Because of this, the Whitman Debate Team and the national debate community have started to provide more opportunities for women to gain a stronger presence in the activity.  

When senior debater John-Henry Heckendorn first joined the Whitman Debate Team in 2008, there were only a few women on the team.

Now, in part because of efforts to promote female participation by Debate Coach and Professor of Forensics Jim Hanson, Whitman’s Parliamentary team has six women and thirteen men and the Policy team has four women and four men.

While these numbers seem to be moving towards a more even ratio, the community at large is currently still dominated by men. Hanson said that there is probably a three to one ratio of male to female debaters nationally.

“Women are not well-represented in debate. It’s not an equal distribution of sexes in round or in the judging community,” junior debater Miranda Morton said.

Junior debater Carly Johnson noted that sexism in debate seems to come largely from the general influence of society.

Illustration by Bailey

Illustration by Bailey

“I definitely think [sexism in debate] is a real problem, but it’s not necessarily something that stems from the debate activity or community but [from] larger forces,” she said.

Associate Professor of Religion and Director of the Gender Studies Program Melissa Wilcox discussed this issue.

“It’s part of our society that women are expected to be accommodating; women are expected to be nice,” Wilcox said. “Men are expected to be aggressive, they’re expected to be tough, they’re expected to be go-getters . . . Therefore, when a woman is perceived as a tough, aggressive go-getter, she’s bitchy, she’s masculine, she’s a lesbian.”

Morton agreed that sexism within the debate community is a reflection of a greater social problem.

“I feel like it’s also in society too where, you know, there’s this group of intellectual women who don’t fit into the categories that are in our hegemonic patriarchical structure, and they become the ‘bitch’ because we have nowhere else to put them,” Morton said.

On the other hand, Hanson discussed the ways in which debate can provide opportunities for women.

“The other side of this is that debate can also be an incredibly empowering activity, and it can do that in a number of ways. First of all, the women, the students, who want to speak about issues related to sexism, to gender roles, etc., have every opportunity to make their case, and I would say that the debate community is overwhelmingly pro-diversity,” said Hanson.

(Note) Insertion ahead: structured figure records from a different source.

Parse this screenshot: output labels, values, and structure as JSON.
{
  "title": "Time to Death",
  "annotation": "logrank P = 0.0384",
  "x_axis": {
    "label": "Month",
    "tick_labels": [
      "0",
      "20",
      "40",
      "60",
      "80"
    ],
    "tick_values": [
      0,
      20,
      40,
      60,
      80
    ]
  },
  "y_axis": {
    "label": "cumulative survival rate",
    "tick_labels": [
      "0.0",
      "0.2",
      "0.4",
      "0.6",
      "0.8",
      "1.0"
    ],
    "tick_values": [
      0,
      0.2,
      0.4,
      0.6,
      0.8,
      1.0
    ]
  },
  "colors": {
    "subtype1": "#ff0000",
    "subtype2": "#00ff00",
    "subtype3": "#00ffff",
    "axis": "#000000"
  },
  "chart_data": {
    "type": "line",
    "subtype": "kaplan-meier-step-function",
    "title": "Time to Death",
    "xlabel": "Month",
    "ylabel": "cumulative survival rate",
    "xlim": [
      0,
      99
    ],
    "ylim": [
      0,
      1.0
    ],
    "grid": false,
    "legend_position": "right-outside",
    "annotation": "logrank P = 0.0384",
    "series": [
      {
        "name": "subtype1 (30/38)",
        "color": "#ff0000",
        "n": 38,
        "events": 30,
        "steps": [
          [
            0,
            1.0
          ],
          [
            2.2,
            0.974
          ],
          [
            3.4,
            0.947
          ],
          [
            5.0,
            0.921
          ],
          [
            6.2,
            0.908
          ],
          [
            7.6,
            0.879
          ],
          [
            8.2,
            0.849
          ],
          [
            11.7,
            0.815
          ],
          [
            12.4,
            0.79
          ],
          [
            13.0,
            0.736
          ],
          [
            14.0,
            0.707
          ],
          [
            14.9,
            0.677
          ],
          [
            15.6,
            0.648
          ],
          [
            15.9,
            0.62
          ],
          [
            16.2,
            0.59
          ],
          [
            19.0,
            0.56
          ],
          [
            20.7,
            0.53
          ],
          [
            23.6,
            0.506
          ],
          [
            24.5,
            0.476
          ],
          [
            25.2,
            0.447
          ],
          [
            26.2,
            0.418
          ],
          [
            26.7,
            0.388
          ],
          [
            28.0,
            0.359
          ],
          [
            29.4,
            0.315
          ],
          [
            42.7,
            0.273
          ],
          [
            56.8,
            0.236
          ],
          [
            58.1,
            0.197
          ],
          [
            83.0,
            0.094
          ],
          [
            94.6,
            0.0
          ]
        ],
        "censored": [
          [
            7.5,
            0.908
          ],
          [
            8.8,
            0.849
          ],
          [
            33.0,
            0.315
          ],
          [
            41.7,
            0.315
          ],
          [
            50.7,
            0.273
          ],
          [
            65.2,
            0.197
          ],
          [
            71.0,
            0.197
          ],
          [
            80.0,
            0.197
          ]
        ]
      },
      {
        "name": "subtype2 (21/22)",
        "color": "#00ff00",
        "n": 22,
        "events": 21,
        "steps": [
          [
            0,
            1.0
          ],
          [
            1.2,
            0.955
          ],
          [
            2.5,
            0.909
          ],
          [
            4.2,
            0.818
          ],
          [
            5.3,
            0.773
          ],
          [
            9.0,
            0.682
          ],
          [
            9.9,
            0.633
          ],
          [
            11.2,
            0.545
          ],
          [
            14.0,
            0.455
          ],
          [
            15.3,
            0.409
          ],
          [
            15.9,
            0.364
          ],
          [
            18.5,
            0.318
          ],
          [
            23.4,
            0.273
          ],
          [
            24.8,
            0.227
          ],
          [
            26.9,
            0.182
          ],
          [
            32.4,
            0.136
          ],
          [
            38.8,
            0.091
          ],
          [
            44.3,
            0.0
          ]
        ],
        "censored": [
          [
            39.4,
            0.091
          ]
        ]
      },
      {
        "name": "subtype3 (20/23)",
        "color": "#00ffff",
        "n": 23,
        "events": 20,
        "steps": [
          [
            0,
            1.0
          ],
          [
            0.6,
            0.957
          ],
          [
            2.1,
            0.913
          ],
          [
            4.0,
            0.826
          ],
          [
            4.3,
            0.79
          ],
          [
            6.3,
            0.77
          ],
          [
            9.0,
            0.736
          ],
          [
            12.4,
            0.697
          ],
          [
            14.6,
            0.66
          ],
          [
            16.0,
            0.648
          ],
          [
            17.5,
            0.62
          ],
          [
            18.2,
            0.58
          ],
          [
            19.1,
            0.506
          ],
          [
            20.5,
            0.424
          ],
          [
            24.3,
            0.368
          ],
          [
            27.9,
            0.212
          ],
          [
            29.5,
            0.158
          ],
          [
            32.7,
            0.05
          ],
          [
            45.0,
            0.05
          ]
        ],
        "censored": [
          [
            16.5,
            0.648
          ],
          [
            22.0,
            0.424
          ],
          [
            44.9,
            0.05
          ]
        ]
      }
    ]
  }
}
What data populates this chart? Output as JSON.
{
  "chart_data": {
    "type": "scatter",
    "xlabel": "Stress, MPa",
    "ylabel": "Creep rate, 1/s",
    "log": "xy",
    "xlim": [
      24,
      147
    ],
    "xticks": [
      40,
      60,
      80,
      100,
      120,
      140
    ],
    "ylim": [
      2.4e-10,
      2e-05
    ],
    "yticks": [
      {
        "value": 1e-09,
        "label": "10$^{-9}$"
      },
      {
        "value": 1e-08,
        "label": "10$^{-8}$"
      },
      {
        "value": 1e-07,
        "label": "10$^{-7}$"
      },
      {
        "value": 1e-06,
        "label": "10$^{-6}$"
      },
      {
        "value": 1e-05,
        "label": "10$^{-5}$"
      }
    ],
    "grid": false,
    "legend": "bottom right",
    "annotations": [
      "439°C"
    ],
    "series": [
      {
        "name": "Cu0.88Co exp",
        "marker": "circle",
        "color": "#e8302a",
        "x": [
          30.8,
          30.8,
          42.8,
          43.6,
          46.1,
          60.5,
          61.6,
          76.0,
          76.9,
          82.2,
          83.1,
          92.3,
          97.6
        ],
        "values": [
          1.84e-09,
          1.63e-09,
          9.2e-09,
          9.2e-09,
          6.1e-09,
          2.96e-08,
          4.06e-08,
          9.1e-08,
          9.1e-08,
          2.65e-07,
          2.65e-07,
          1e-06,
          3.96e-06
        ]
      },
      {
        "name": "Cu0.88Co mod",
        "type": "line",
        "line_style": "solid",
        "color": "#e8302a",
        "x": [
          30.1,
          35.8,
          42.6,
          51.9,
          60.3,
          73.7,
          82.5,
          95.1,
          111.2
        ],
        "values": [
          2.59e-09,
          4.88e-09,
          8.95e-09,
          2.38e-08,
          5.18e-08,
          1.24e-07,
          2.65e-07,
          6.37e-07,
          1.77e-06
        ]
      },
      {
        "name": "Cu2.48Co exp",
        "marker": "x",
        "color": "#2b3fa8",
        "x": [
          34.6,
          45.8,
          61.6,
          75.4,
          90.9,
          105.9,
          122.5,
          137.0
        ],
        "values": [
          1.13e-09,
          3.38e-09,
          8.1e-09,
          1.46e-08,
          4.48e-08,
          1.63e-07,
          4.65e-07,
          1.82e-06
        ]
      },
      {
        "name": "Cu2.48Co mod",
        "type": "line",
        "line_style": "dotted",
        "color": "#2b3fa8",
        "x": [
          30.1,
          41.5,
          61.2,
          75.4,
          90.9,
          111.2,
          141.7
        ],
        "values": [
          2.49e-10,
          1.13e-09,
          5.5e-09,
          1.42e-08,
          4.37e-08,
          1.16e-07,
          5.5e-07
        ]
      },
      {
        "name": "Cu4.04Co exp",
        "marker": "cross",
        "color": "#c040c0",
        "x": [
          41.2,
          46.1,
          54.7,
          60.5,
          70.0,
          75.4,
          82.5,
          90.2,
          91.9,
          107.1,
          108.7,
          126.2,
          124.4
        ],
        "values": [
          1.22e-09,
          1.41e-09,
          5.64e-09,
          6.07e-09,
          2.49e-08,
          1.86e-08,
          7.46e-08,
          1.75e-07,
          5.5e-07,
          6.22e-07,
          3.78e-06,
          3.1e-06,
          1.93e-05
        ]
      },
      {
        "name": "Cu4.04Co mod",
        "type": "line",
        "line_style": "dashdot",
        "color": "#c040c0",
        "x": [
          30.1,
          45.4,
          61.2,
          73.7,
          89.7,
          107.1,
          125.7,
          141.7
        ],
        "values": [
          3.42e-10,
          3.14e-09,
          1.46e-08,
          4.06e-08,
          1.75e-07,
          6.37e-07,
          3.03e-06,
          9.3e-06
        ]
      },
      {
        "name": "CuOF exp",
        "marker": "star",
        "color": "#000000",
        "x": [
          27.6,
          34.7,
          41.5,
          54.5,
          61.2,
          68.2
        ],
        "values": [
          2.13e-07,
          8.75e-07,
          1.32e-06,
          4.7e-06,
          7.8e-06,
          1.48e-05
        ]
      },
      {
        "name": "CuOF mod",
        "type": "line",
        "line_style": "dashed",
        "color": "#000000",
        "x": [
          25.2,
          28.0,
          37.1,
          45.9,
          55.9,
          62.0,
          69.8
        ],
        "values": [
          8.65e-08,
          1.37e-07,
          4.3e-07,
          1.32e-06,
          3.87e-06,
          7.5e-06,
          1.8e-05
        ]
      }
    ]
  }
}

Heckendorn and Morton are a part of Sisters and Allies Against Inequality in Debate, a group that was created by the nation-wide debate community to establish a more gender-equal environment in debate. The group pairs younger debaters, male and female, with older mentors in addition  to distributing a newsletter that circulates at every debate tournament.

Morton serves in the group as a mentor and emails on a regular basis with two female debaters from across the country.

“[The group] lets debaters know that there are strong, powerful women in the activity,” she said.

At the same time, specific features of debate can make sexism seem more pronounced than in other areas of society. For example, judging in debate  can be subjective because it is often based on the opinion of one person; therefore, image is crucial to a debater’s success.

“It’s much harder to be assertive and willful and strong in a debate round if you’re a woman because it just doesn’t come across right,” Morton said.

Heckendorn also said that he has known of female debaters being criticized for their appearance.

“There have been comments about girls wearing makeup and dressing up for debate and judges telling girls they need to do that,” he said.

Sophomore debater Ben Menzies noted that, though he hasn’t observed such incidents on a regular basis, gender bias does occur mostly at lower levels of debate.

“There was a time when it was seen as acceptable to encourage women to be . . . more ‘sexy’ in order to win a ballot or something like that, but that really doesn’t happen anymore,” he said.   “Part of the weird thing about debate is that at the lower levels there is a pretty heavy gender bias towards men just in terms of the number of competitors. But what I’ve noticed is that in the upper levels . . . which are the top teams at any given tournament, the numbers kind of even out.”